Au lieu de nous apprendre la Marseillaise, comme le prévoient les textes officiels, mais tout le monde s’en moquait alors, il avait décidé de nous apprendre l’Hymne Européen, sur l’Ode à la Joie, de Beethoven.

Je n’ai jamais oublié les paroles, ni les notes de cet hymne; je peux encore aujourd’hui le chanter… mais j’ai toujours un peu la voix qui tremble et les larmes aux yeux. Je n’ai jamais compris pourquoi… je crois simplement qu’il y avait mis toute son émotion d’alors et que je la retrouve intacte dans ce chant. Apparemment, je ne suis pas la seule.

Une poignée d’années plus tard, j’étais en 3e, on a rajouté des étoiles au drapeau. L’Espagne où ma copine Laurence descendait en vacances devenait soudain plus proche. Et puis l’Allemagne s’invitait régulièrement chez une autre copine, Maryvonne, dont les parents s’occupaient du jumelage de notre petite ville avec une autre petite ville de Bavière.

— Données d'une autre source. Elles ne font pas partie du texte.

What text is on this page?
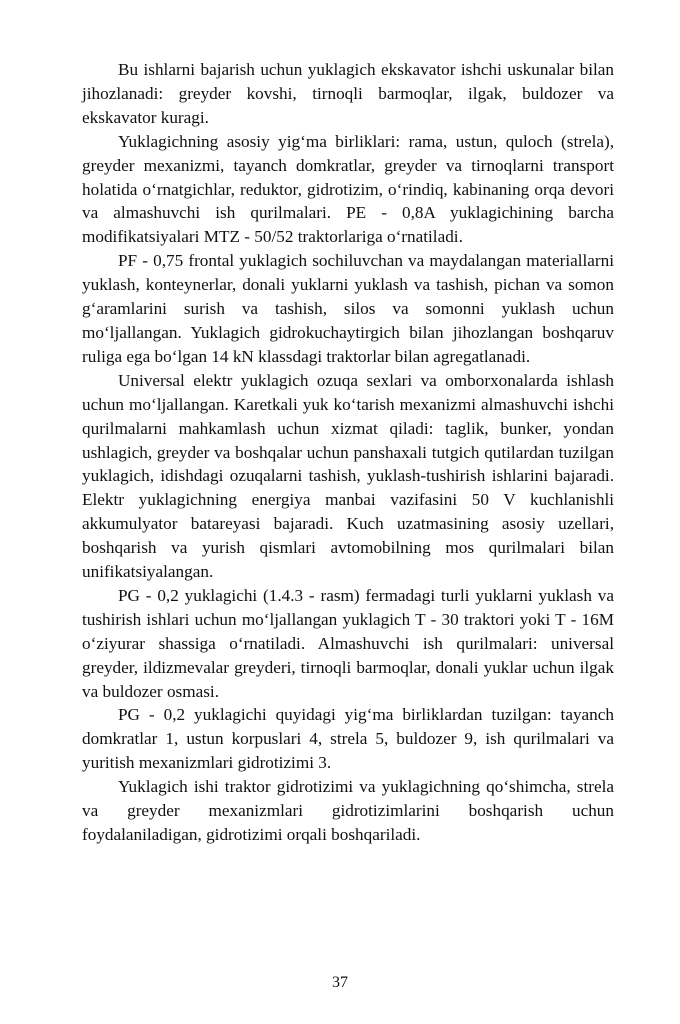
Bu ishlarni bajarish uchun yuklagich ekskavator ishchi uskunalar bilan jihozlanadi: greyder kovshi, tirnoqli barmoqlar, ilgak, buldozer va ekskavator kuragi.

Yuklagichning asosiy yig‘ma birliklari: rama, ustun, quloch (strela), greyder mexanizmi, tayanch domkratlar, greyder va tirnoqlarni transport holatida o‘rnatgichlar, reduktor, gidrotizim, o‘rindiq, kabinaning orqa devori va almashuvchi ish qurilmalari. PE - 0,8A yuklagichining barcha modifikatsiyalari MTZ - 50/52 traktorlariga o‘rnatiladi.

PF - 0,75 frontal yuklagich sochiluvchan va maydalangan materiallarni yuklash, konteynerlar, donali yuklarni yuklash va tashish, pichan va somon g‘aramlarini surish va tashish, silos va somonni yuklash uchun mo‘ljallangan. Yuklagich gidrokuchaytirgich bilan jihozlangan boshqaruv ruliga ega bo‘lgan 14 kN klassdagi traktorlar bilan agregatlanadi.

Universal elektr yuklagich ozuqa sexlari va omborxonalarda ishlash uchun mo‘ljallangan. Karetkali yuk ko‘tarish mexanizmi almashuvchi ishchi qurilmalarni mahkamlash uchun xizmat qiladi: taglik, bunker, yondan ushlagich, greyder va boshqalar uchun panshaxali tutgich qutilardan tuzilgan yuklagich, idishdagi ozuqalarni tashish, yuklash-tushirish ishlarini bajaradi. Elektr yuklagichning energiya manbai vazifasini 50 V kuchlanishli akkumulyator batareyasi bajaradi. Kuch uzatmasining asosiy uzellari, boshqarish va yurish qismlari avtomobilning mos qurilmalari bilan unifikatsiyalangan.

PG - 0,2 yuklagichi (1.4.3 - rasm) fermadagi turli yuklarni yuklash va tushirish ishlari uchun mo‘ljallangan yuklagich T - 30 traktori yoki T - 16M o‘ziyurar shassiga o‘rnatiladi. Almashuvchi ish qurilmalari: universal greyder, ildizmevalar greyderi, tirnoqli barmoqlar, donali yuklar uchun ilgak va buldozer osmasi.

PG - 0,2 yuklagichi quyidagi yig‘ma birliklardan tuzilgan: tayanch domkratlar 1, ustun korpuslari 4, strela 5, buldozer 9, ish qurilmalari va yuritish mexanizmlari gidrotizimi 3.

Yuklagich ishi traktor gidrotizimi va yuklagichning qo‘shimcha, strela va greyder mexanizmlari gidrotizimlarini boshqarish uchun foydalaniladigan, gidrotizimi orqali boshqariladi.

37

Je trouvais cela fascinant de recevoir des allemands parmi nous après tous les traumatismes encore bien vivants: les deux arrière-grand-pères qui me gavaient de bonbons encore quelques années plus tôt avaient fait Verdun avec leur lot de blessures, et mon grand-père boitait encore un peu lui aussi, d’une blessure de 1940.

Mais au même âge mon père avait pu faire des études universitaires. Progrès. J’ai eu l’agréable impression d’être née dans la bonne génération.